Assim que chegou em casa, a mulher o surpreendeu. Queria ver o que tinha na sacola e o reverendo Mauro não ia deixar de jeito nenhum. O álcool já começava a fazer efeito. Empurrou a mulher que caiu sentada sobre um dos braços do sofá mas deu um mal jeito nas costas, o que causou dor por diversos dias. Ela não iria desistir tão fácil, por isso foi atrás do marido, e esse foi o seu erro. O reverendo não gostava de ser acuado, de estar nas cordas ou na lona, muito menos de ouvir uma descompostura da mulher. Os filhos estavam no andar de baixo, assistindo à televisão quando o primeiro soco aconteceu. E depois o segundo e mais outro. Sempre em lugares onde poderiam ser escondidos por algumas camadas de roupas. Arrastou a mulher para fora do quarto e trancou a porta. E ali na paz de seu quarto, o reverendo Mauro se sentou na cama. A vergonha e o remorso o haviam deixado fazia anos, e ele já não mais se importava com isso. Estava sendo consumido pelos seus demônios.

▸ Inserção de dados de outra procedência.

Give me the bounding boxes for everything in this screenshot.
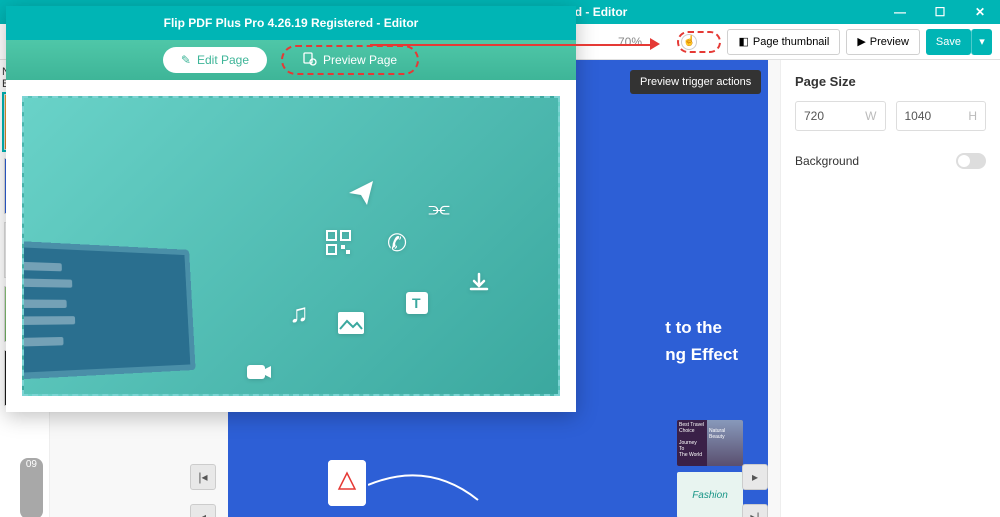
tab-preview-page[interactable]: Preview Page bbox=[281, 45, 419, 75]
width-unit: W bbox=[865, 109, 876, 123]
page-height-input[interactable]: 1040 H bbox=[896, 101, 987, 131]
laptop-illustration bbox=[22, 244, 264, 396]
fashion-label: Fashion bbox=[692, 490, 728, 501]
last-page-button[interactable]: ▸| bbox=[742, 504, 768, 517]
preview-popup: Flip PDF Plus Pro 4.26.19 Registered - E… bbox=[6, 6, 576, 412]
page-heading: t to the ng Effect bbox=[665, 314, 738, 368]
image-icon bbox=[336, 308, 366, 338]
save-dropdown[interactable]: ▾ bbox=[971, 29, 992, 55]
heading-line-1: t to the bbox=[665, 314, 738, 341]
preview-button[interactable]: ▶ Preview bbox=[846, 29, 920, 55]
sample-book-cover-2: Fashion bbox=[677, 472, 743, 517]
preview-label: Preview bbox=[870, 36, 909, 48]
page-thumbnail-button[interactable]: ◧ Page thumbnail bbox=[727, 29, 840, 55]
edit-icon: ✎ bbox=[181, 53, 191, 67]
background-label: Background bbox=[795, 154, 859, 168]
qrcode-icon bbox=[324, 228, 354, 258]
annotation-arrow-head bbox=[650, 38, 660, 50]
page-width-input[interactable]: 720 W bbox=[795, 101, 886, 131]
save-label: Save bbox=[936, 36, 961, 48]
edit-tab-label: Edit Page bbox=[197, 53, 249, 67]
text-icon: T bbox=[402, 288, 432, 318]
page-thumbnail-label: Page thumbnail bbox=[753, 36, 829, 48]
annotation-arrow-line bbox=[370, 44, 655, 46]
maximize-button[interactable]: ☐ bbox=[920, 0, 960, 24]
next-page-button[interactable]: ▸ bbox=[742, 464, 768, 490]
properties-panel: Page Size 720 W 1040 H Background bbox=[780, 60, 1000, 517]
link-icon: ⫘ bbox=[424, 194, 454, 224]
popup-tab-strip: ✎ Edit Page Preview Page bbox=[6, 40, 576, 80]
preview-trigger-toggle[interactable]: ☝ bbox=[677, 31, 721, 53]
width-value: 720 bbox=[804, 109, 824, 123]
page-number-badge: 09 bbox=[20, 458, 43, 517]
video-icon bbox=[244, 358, 274, 388]
height-unit: H bbox=[968, 109, 977, 123]
preview-page-content: ♫ ✆ T ⫘ bbox=[22, 96, 560, 396]
preview-trigger-tooltip: Preview trigger actions bbox=[630, 70, 761, 94]
zoom-level: 70% bbox=[618, 35, 642, 49]
save-button[interactable]: Save bbox=[926, 29, 971, 55]
close-button[interactable]: ✕ bbox=[960, 0, 1000, 24]
chevron-down-icon: ▾ bbox=[979, 35, 985, 48]
preview-tab-label: Preview Page bbox=[323, 53, 397, 67]
height-value: 1040 bbox=[905, 109, 932, 123]
touch-icon: ☝ bbox=[681, 34, 697, 50]
music-icon: ♫ bbox=[284, 298, 314, 328]
preview-page-icon bbox=[303, 52, 317, 69]
heading-line-2: ng Effect bbox=[665, 341, 738, 368]
svg-text:T: T bbox=[412, 295, 421, 311]
page-size-title: Page Size bbox=[795, 74, 986, 89]
first-page-button[interactable]: |◂ bbox=[190, 464, 216, 490]
play-icon: ▶ bbox=[857, 35, 865, 48]
download-icon bbox=[464, 268, 494, 298]
popup-titlebar: Flip PDF Plus Pro 4.26.19 Registered - E… bbox=[6, 6, 576, 40]
camera-icon: ◧ bbox=[738, 35, 748, 48]
minimize-button[interactable]: — bbox=[880, 0, 920, 24]
pdf-icon bbox=[328, 460, 366, 506]
background-toggle[interactable] bbox=[956, 153, 986, 169]
tab-edit-page[interactable]: ✎ Edit Page bbox=[163, 47, 267, 73]
send-icon bbox=[346, 178, 376, 208]
popup-title: Flip PDF Plus Pro 4.26.19 Registered - E… bbox=[164, 16, 419, 30]
sample-book-cover-1: Best TravelChoiceJourneyToThe World Natu… bbox=[677, 420, 743, 466]
phone-icon: ✆ bbox=[382, 228, 412, 258]
prev-page-button[interactable]: ◂ bbox=[190, 504, 216, 517]
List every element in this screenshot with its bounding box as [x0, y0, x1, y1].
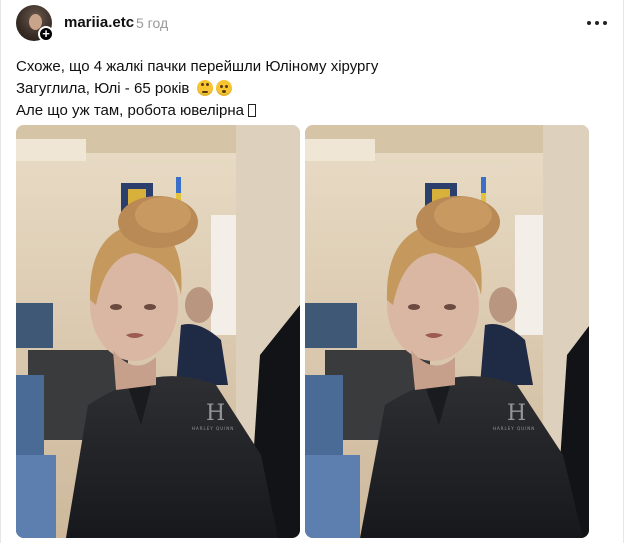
hushed-face-emoji-icon [215, 80, 232, 96]
svg-text:H: H [507, 401, 526, 426]
photo-illustration-1: H HARLEY QUINN [16, 125, 300, 538]
caption-line-2: Загуглила, Юлі - 65 років [16, 78, 606, 100]
watermark-text-1: HARLEY QUINN [192, 426, 234, 431]
caption-line-1: Схоже, що 4 жалкі пачки перейшли Юліному… [16, 58, 379, 75]
caption-line-3: Але що уж там, робота ювелірна [16, 100, 606, 122]
photo-illustration-2: H HARLEY QUINN [305, 125, 589, 538]
more-options-icon[interactable] [587, 13, 607, 33]
username[interactable]: mariia.etc [64, 14, 134, 31]
watermark-text-2: HARLEY QUINN [493, 426, 535, 431]
post-caption: Схоже, що 4 жалкі пачки перейшли Юліному… [16, 56, 606, 122]
missing-glyph-icon [247, 104, 256, 117]
follow-plus-icon[interactable]: + [38, 26, 54, 42]
post-image-1[interactable]: H HARLEY QUINN [16, 125, 300, 538]
threads-post: + mariia.etc 5 год Схоже, що 4 жалкі пач… [0, 0, 624, 543]
post-image-2[interactable]: H HARLEY QUINN [305, 125, 589, 538]
post-timestamp: 5 год [136, 15, 169, 31]
svg-text:H: H [206, 401, 225, 426]
rolling-eyes-emoji-icon [196, 80, 213, 96]
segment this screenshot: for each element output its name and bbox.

A primeira garrafa acabou por volta de três e meia da manhã. Ele sabia que a essa hora todos estavam dormindo, por isso desceu as escadas às cegas, tateando pelas paredes, e tendo a quase imperceptível consciência de que deveria dar um passo de cada vez na escada. Tomou meio litro de água e voltou para a sua cama. Olhou a garrafa vazia no chão e mais uma vez se perguntou por que fazia aquilo. Uma garrafa inteira! Ele jamais havia bebido tanto assim. Uma garrafa pode matar um homem, mesmo um bebedor inveterado. E num momento de rara lucidez, se lembrou que era madrugada de segunda, e em poucas horas ele deveria estar de pé novamente. Sentou-se outra vez na cama, e seu corpo não resistiu. Apagou.

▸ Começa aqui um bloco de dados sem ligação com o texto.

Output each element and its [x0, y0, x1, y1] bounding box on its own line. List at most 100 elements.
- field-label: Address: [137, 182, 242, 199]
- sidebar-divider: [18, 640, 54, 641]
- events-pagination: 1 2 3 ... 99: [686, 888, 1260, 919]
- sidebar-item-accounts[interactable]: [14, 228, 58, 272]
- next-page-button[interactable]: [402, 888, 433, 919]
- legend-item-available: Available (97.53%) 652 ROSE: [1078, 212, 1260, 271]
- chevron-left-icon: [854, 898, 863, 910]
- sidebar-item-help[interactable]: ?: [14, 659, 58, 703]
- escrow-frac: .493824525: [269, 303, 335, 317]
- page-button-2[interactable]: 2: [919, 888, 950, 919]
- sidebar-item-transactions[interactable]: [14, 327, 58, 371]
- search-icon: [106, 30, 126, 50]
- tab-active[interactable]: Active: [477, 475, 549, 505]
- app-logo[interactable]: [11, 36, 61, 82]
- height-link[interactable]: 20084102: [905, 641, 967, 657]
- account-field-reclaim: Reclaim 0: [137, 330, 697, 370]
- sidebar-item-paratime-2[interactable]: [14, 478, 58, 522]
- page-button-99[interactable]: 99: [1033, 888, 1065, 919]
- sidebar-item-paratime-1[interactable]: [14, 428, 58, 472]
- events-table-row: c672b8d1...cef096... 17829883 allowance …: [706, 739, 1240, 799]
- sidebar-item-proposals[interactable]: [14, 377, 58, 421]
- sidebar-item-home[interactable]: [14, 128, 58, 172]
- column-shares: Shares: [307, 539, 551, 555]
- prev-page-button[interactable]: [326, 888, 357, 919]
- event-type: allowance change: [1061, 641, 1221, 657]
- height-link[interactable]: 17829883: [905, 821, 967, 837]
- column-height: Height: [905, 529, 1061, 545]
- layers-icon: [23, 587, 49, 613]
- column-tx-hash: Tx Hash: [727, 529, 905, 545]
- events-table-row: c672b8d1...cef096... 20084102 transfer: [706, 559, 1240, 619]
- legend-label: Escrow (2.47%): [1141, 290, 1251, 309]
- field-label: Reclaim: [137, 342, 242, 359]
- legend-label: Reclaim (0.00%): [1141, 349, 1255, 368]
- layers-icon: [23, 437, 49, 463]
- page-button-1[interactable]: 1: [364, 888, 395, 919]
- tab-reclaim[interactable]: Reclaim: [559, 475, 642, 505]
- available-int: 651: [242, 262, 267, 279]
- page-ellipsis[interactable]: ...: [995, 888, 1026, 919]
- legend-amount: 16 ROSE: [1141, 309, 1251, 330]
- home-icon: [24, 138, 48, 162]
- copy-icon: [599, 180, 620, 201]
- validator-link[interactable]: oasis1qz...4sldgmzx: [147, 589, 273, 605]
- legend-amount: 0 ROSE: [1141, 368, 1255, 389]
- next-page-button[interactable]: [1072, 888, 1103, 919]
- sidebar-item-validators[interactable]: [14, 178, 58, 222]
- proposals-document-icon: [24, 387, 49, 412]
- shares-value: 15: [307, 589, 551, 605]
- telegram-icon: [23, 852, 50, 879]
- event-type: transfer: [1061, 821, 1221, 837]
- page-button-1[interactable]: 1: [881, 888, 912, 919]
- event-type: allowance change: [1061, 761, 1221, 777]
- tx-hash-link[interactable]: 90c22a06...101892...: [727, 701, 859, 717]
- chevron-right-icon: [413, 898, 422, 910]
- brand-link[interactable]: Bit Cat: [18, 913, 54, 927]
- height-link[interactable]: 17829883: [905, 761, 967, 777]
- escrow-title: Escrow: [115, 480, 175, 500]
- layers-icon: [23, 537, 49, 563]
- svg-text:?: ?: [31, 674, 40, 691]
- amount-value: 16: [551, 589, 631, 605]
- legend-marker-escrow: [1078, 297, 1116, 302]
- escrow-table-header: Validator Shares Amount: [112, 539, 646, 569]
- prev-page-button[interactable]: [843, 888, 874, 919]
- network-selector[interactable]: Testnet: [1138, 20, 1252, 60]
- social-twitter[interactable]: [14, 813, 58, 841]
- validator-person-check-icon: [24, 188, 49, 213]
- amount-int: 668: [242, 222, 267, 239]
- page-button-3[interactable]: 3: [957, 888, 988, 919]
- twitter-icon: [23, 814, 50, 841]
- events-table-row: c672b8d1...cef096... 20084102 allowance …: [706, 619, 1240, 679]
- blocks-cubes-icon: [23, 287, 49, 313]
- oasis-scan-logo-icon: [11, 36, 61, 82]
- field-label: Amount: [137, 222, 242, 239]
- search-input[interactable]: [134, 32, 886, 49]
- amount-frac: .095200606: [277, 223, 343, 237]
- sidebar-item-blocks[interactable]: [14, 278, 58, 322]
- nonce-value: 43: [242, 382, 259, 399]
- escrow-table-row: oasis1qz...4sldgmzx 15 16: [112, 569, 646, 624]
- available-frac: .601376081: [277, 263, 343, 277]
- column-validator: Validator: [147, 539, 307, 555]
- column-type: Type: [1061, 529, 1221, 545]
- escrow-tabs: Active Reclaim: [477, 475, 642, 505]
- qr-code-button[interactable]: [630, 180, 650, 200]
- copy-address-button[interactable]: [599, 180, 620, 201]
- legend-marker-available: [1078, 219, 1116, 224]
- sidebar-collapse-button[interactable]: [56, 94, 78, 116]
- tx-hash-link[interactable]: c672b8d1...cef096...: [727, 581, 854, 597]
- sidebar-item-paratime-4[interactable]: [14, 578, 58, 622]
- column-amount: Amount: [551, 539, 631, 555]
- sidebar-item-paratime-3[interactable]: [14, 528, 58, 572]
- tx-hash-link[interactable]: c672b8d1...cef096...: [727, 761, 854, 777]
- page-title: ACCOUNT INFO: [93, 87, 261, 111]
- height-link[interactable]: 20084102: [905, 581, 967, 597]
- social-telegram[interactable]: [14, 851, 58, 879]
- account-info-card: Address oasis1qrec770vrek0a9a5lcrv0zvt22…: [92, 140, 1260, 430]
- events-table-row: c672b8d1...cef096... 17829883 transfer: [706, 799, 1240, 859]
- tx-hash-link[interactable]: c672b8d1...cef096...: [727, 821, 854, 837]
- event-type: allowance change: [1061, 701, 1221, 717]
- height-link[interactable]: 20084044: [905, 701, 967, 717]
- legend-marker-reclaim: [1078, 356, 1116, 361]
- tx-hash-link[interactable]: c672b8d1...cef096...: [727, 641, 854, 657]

O despertador apitava furioso às sete horas da manhã, mas o reverendo Mauro, em seu estado comatoso não ouvia. Seu cérebro estava muito longe dali, mergulhado em algum lugar que ele jamais iria saber. De repente, voltou a si, e percebeu que já era o momento de levantar. Abriu o chuveiro, e tomou seu banho matinal, quente, longo e sem sentimento de culpa. Não se lembrava da surra que havia dado na mulher na noite anterior, e não sabia por que ela não estava na cama quando ele acordou. Na verdade, ele não sabia de nada.

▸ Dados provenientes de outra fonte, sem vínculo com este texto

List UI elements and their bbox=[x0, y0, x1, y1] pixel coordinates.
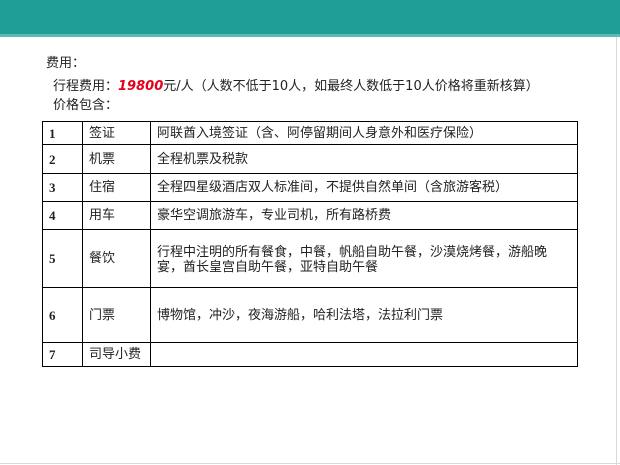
includes-heading: 价格包含： bbox=[53, 98, 119, 113]
table-row: 6 门票 博物馆，冲沙，夜海游船，哈利法塔，法拉利门票 bbox=[42, 287, 578, 343]
fee-line: 行程费用：19800元/人（人数不低于10人，如最终人数低于10人价格将重新核算… bbox=[53, 79, 539, 95]
table-row: 2 机票 全程机票及税款 bbox=[42, 144, 578, 174]
row-item: 用车 bbox=[82, 201, 151, 230]
slide-bottom-edge bbox=[0, 463, 620, 464]
row-number: 2 bbox=[42, 144, 83, 174]
row-item: 签证 bbox=[82, 121, 151, 145]
row-number: 6 bbox=[42, 287, 83, 343]
table-row: 1 签证 阿联酋入境签证（含、阿停留期间人身意外和医疗保险） bbox=[42, 121, 578, 145]
slide-right-edge bbox=[616, 37, 620, 465]
fee-heading: 费用： bbox=[46, 56, 86, 71]
row-detail: 全程四星级酒店双人标准间，不提供自然单间（含旅游客税） bbox=[150, 173, 578, 202]
fee-label: 行程费用： bbox=[53, 79, 119, 94]
table-row: 3 住宿 全程四星级酒店双人标准间，不提供自然单间（含旅游客税） bbox=[42, 173, 578, 202]
row-number: 4 bbox=[42, 201, 83, 230]
row-item: 门票 bbox=[82, 287, 151, 343]
row-number: 5 bbox=[42, 229, 83, 288]
table-row: 4 用车 豪华空调旅游车，专业司机，所有路桥费 bbox=[42, 201, 578, 230]
row-detail: 博物馆，冲沙，夜海游船，哈利法塔，法拉利门票 bbox=[150, 287, 578, 343]
fee-amount: 19800 bbox=[118, 79, 164, 94]
row-item: 餐饮 bbox=[82, 229, 151, 288]
row-item: 司导小费 bbox=[82, 342, 151, 367]
header-band bbox=[0, 0, 620, 37]
row-item: 住宿 bbox=[82, 173, 151, 202]
row-detail: 豪华空调旅游车，专业司机，所有路桥费 bbox=[150, 201, 578, 230]
table-row: 7 司导小费 bbox=[42, 342, 578, 367]
row-number: 7 bbox=[42, 342, 83, 367]
fee-note: 元/人（人数不低于10人，如最终人数低于10人价格将重新核算） bbox=[163, 79, 539, 94]
row-number: 3 bbox=[42, 173, 83, 202]
row-detail bbox=[150, 342, 578, 367]
row-detail: 阿联酋入境签证（含、阿停留期间人身意外和医疗保险） bbox=[150, 121, 578, 145]
row-number: 1 bbox=[42, 121, 83, 145]
table-row: 5 餐饮 行程中注明的所有餐食，中餐，帆船自助午餐，沙漠烧烤餐，游船晚宴，酋长皇… bbox=[42, 229, 578, 288]
row-item: 机票 bbox=[82, 144, 151, 174]
row-detail: 行程中注明的所有餐食，中餐，帆船自助午餐，沙漠烧烤餐，游船晚宴，酋长皇宫自助午餐… bbox=[150, 229, 578, 288]
row-detail: 全程机票及税款 bbox=[150, 144, 578, 174]
header-band-accent bbox=[0, 34, 620, 37]
price-includes-table: 1 签证 阿联酋入境签证（含、阿停留期间人身意外和医疗保险） 2 机票 全程机票… bbox=[42, 121, 578, 367]
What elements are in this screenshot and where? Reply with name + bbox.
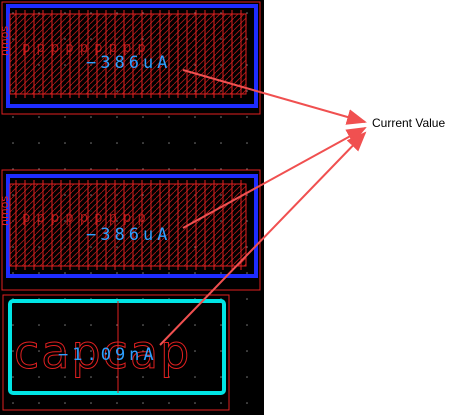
current-value-label[interactable]: −1.09nA bbox=[58, 345, 158, 365]
annotation-label: Current Value bbox=[372, 116, 446, 130]
layout-drawing[interactable]: nmos ppppppppp −386uA nmos ppppppppp −38… bbox=[0, 0, 264, 415]
current-value-label[interactable]: −386uA bbox=[86, 53, 171, 73]
device-label: ppppppppp bbox=[22, 210, 152, 226]
layout-canvas[interactable]: nmos ppppppppp −386uA nmos ppppppppp −38… bbox=[0, 0, 264, 415]
current-value-label[interactable]: −386uA bbox=[86, 225, 171, 245]
pin-label: nmos bbox=[0, 196, 11, 226]
pin-label: nmos bbox=[0, 26, 11, 56]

Abriu a porta da garagem após colocar sua roupa de forma desajeitada, as cores fora de sintonia e voou em seu carro rumo ao centro. Estava atrasado, seu cérebro estava lento, os reflexos pouco existiam, mas a pista estava livre. “Estranho a esta hora da manhã”, ele pensou, e o pé afundou um pouco mais no acelerador. Ah! Como era bom sentir aquele vento matinal batendo em seu rosto e fazendo seu corpo voltar novamente à Terra.
A Rua Pinheiro Machado é uma importante rota de ligação entre as zonas sul e norte na cidade do Rio de Janeiro, e, cercada por belas árvores, é um bonito lugar para se visitar no bairro das Laranjeiras.  A árvore era um grosso ipê-amarelo, com mais de cem anos de idade, que tombou, arrancando a fiação da rua, e congestionando o tráfego da região. Do lado de dentro do veículo completamente retorcido e destruído, estava o corpo inerte do reverendo Mauro Augusto, cinqüenta e um anos, casado, pai de cinco filhos, dos quais três casados.  Deixou para trás, família, uma congregação devota e uma garrafa de vodca nacional.
Edifício Magnólia. Gávea. Rio de Janeiro. Dona Edite ouve a campainha tocar e vai em direção à porta, levando as duas mãos às costas, para tentar conter um pouco da dor dos socos recebidos na noite anterior. Do lado de fora, dois policiais cabisbaixos, e com uma carteira nas mãos. Era a carteira que ela havia dado de presente para o marido. Duas semanas antes.